Juan se caracterizó por su gran amor a Cristo. Y es
lo que yo necesito, amar a Dios, sentirlo cercano, necesario.
Autor: P. Juan J. Ferrán | Fuente: Catholic.net
Juan era hijo de
Zebedeo, pescador de Betsaida y de Salomé, una de las mujeres que estuvieron al
servicio de Jesús. Era hermano de Santiago, a quienes se les designaba con el
título de "hijos del trueno". Fue discípulo de Juan el Bautista de donde
pasó a ser seguidor de Cristo, convirtiéndose en uno de sus apóstoles preferidos,
el “discípulo amado". Parece ser que Juan vivió después de todo esto en
Antioquía y en Efeso. Además de escribir el Evangelio, Juan escribió el
Apocalipsis y tres cartas. Finalmente recordamos que fue el acompañante de
María.
Entre todos los
aspectos que podríamos señalar en S. Juan, vamos a quedarnos en esta meditación
con esa realidad que le caracteriza tanto: su amor a Cristo.
En la vida de todo
hombre están en disputa siempre una serie de valores que compiten entre sí por
su primacía. Muchas veces en la esfera de la mente y de la razón se hace
evidente para un cristiano que Dios es lo primero. Pero posteriormente en la
esfera de lo existencial, de lo vital, del día a día, Dios se oscurece en la
conciencia para dar paso a otras realidades que copan plenamente la energía, la
atención, el pensamiento, la preocupación, hasta el punto de que se convierten
así en las verdaderas razones de nuestro existir.
Es ésta una lucha
constante y normal en nuestro interior. La realidad de Dios se ve
frecuentemente vapuleada por otras realidades que la desplazan. Se termina
teniendo tiempo para casi todo, pero no para Dios. Hay frases muy usadas y muy
conocidas como "no tengo tiempo para el espíritu", "me es
imposible ir a misa", "no encuentro tiempo para confesarme",
"ya quisiera tener un minuto para poder leer el Evangelio o algún libro
formativo". En el fondo de todo ello está la derrota del espíritu frente a
la fuerza y empuje de lo material, de lo inmanente, de lo pasajero. A veces
queremos reaccionar frente a esta situación, pero enseguida el tráfago de la
vida y las ocupaciones nos apartan de nuestros propósitos.
Como consecuencia de
todo ello, sentimos que el espíritu empieza a perder entusiasmo por Dios y nos
encontramos cada vez más con un vacío que nos angustia y llena de culpabilidad.

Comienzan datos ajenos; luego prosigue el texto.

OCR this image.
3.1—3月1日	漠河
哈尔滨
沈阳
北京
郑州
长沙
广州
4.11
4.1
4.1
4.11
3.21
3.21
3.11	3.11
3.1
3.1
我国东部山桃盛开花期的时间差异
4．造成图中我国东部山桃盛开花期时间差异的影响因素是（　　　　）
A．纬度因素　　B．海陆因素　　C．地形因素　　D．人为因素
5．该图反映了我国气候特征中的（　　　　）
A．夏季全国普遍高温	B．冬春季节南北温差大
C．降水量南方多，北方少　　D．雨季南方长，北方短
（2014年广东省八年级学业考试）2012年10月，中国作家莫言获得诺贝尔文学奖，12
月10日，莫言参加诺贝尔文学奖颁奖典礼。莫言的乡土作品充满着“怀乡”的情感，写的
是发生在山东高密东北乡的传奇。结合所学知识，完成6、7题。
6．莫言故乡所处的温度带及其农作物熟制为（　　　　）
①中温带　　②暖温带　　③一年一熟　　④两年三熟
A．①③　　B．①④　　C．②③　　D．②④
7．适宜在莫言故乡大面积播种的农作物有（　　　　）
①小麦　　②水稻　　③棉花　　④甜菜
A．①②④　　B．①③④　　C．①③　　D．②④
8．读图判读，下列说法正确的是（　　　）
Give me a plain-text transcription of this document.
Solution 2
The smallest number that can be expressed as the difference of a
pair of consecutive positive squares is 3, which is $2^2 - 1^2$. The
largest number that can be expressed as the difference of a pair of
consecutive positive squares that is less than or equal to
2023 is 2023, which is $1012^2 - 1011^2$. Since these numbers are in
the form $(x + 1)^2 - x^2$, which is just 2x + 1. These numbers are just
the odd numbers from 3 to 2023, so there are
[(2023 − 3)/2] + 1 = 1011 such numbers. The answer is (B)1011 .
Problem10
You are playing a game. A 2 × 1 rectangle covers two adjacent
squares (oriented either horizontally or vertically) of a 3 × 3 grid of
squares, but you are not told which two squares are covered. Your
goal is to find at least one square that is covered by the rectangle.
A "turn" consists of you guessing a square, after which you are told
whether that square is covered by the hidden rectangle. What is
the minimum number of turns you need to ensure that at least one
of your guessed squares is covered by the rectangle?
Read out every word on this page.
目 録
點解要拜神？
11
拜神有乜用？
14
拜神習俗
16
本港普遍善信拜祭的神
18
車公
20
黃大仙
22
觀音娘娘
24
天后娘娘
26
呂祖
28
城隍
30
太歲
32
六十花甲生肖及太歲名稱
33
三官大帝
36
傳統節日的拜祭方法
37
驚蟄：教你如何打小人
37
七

Es como si mascáramos el fracaso de una vida que, a medida que avanza, se
siente más vacía. Y es que no podemos apagar la sed del espíritu, es que no
podemos negar al corazón lo que el corazón necesita de veras, porque tras el
olvido de Dios llega a continuación el poner en un lugar también secundario la
familia, la esposa, los hijos, la honradez, la verdad. El fracaso del espíritu
siempre arrastra tras sí a todo el hombre.
Todo ello hace
comprender por qué Dios quiere ser Dios en nuestra vida o por qué el hombre no
puede concebir una vida sin Dios. La medida de nuestra dicha, de nuestro gozo,
de nuestra paz no puede ser otro que Dios. "Nos hiciste, Señor, para
ti". Son palabras que han tenido, tienen y seguirán teniendo una fuerza y
una verdad incontestables. Por más que los hombres se empeñen en llenar el
vacío de Dios con otras realidades, nunca lo lograrán. Ahí está el porqué Dios
es el Señor de nuestras vidas. Sería un suicidio querer plantear una vida y un
futuro lejos de Él.
Pero no basta que
Dios sea Dios en nuestra vida. Desde su realidad de Dios, Dios debe ser vivido
como Padre, Amigo, Compañero, Confidente. Un Dios en quien se crea, pero que no
afecte cordialmente a mi vida, con quien yo no tenga una relación personal e
íntima, que yo no sienta a mi lado, nunca terminaría convirtiéndose en mi vida
en lo primero. Puedo creer en Dios, puedo respetar a Dios, puedo temer a Dios,
pero esto necesariamente no es amor. Y realmente lo que necesito es amar a
Dios, es decir, sentirlo como persona, sentirlo cercano, sentirlo necesario.